Philip Goode, 29 april 2013
i tryd so hard to push u away, i knew u would never understand. the memories the past where still at bay. i couldnt find the words to say, but this is never what i had planned.
u remind me in my dreams as i wake up to ur screams. and relize things may never change. its a crippling thought all the pain i brought and to know that ur heart was still range.
i die more each day every second ur away. but my mind lies to my heart. i wish i could describe to u everything i would say. but i wouldnt know where to or which way to start.
i thought things would get better, but they only got worse, im a wreck a disaster and i belong in a hurse. but still my heart beats, im a dead man walking in the empty streets.
numb but yet i still feel fear a sense that i acquired over the year. im afraid u will never understand, im afraid u will never take me back , im writing this to u because a silver tounge is something that i do not lack.
i am sorry for the lies ,i am sorry for pain. i feel like there are to sides of me. and the worste half i cannot contain. selfishness is his name, hes the one who lies for his own personal gain.
i want to controll it and thats y i had to let u go. but i still love u so much. i only wish that u would know.
-philip goode
Philip Goode, 29 april 2013
This Broken Glass of Memories, it comes inside my every thought, puncturing all of my Hope to breathe outside reality.
My eye's consumed in all the stares that break this heart inside of me.
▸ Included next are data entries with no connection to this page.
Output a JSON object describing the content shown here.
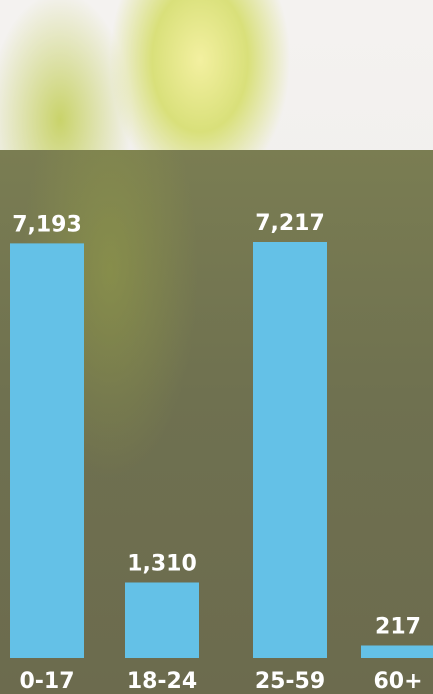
{
  "chart_data": {
    "type": "bar",
    "categories": [
      "0-17",
      "18-24",
      "25-59",
      "60+"
    ],
    "values": [
      7193,
      1310,
      7217,
      217
    ],
    "value_labels": [
      "7,193",
      "1,310",
      "7,217",
      "217"
    ],
    "color": "#64c1e7"
  }
}
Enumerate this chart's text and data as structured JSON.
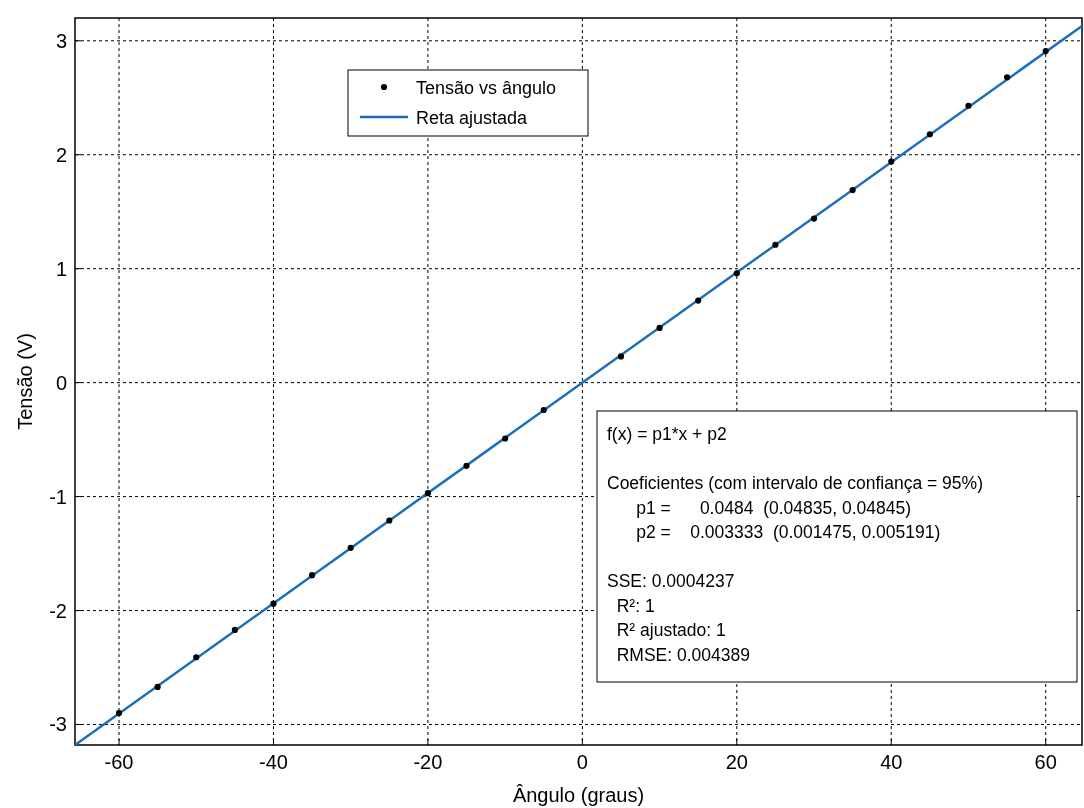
{
  "chart_data": {
    "type": "scatter",
    "xlabel": "Ângulo (graus)",
    "ylabel": "Tensão (V)",
    "xlim": [
      -65.7,
      64.7
    ],
    "ylim": [
      -3.18,
      3.2
    ],
    "xticks": [
      -60,
      -40,
      -20,
      0,
      20,
      40,
      60
    ],
    "yticks": [
      -3,
      -2,
      -1,
      0,
      1,
      2,
      3
    ],
    "grid": true,
    "legend": "top left",
    "series": [
      {
        "name": "Tensão vs ângulo",
        "marker": "circle",
        "color": "#000000",
        "x": [
          -60,
          -55,
          -50,
          -45,
          -40,
          -35,
          -30,
          -25,
          -20,
          -15,
          -10,
          -5,
          5,
          10,
          15,
          20,
          25,
          30,
          35,
          40,
          45,
          50,
          55,
          60
        ],
        "values": [
          -2.9,
          -2.67,
          -2.41,
          -2.17,
          -1.94,
          -1.69,
          -1.45,
          -1.21,
          -0.97,
          -0.73,
          -0.49,
          -0.24,
          0.23,
          0.48,
          0.72,
          0.96,
          1.21,
          1.44,
          1.69,
          1.94,
          2.18,
          2.43,
          2.68,
          2.91
        ]
      },
      {
        "name": "Reta ajustada",
        "type": "line",
        "line_style": "solid",
        "color": "#1a6fbd",
        "x": [
          -65.7,
          64.7
        ],
        "values": [
          -3.18,
          3.13
        ]
      }
    ],
    "annotations": [
      "f(x) = p1*x + p2",
      "Coeficientes (com intervalo de confiança = 95%)",
      "      p1 =      0.0484  (0.04835, 0.04845)",
      "      p2 =    0.003333  (0.001475, 0.005191)",
      "SSE: 0.0004237",
      "  R²: 1",
      "  R² ajustado: 1",
      "  RMSE: 0.004389"
    ]
  }
}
So many pieces left inside it seems so hard to place them back like the pain inside my mind Seeking more than, just that place and taking more than what I feel but taking all I have embraced....To see this image in my mind running through me like a breeze, Its so unclear to hard to grasp...... This picture kept inside of me locked away so far away shackled in my deepest pain.
yes the mirror of my memories isnt so hard to find, i let it out in broken thoughts that cluttered up my mind, so many times ive fallen to the floor, torn apart like broken glass, i cant take it any more, and i feel that i wont last. But as i reach out and call ur name, my reflection begins to show a different face, as u put me back together but u put me in a different place. A new image in my mind state is what i now can see, my mirror has turned into ur face, because u shine through me.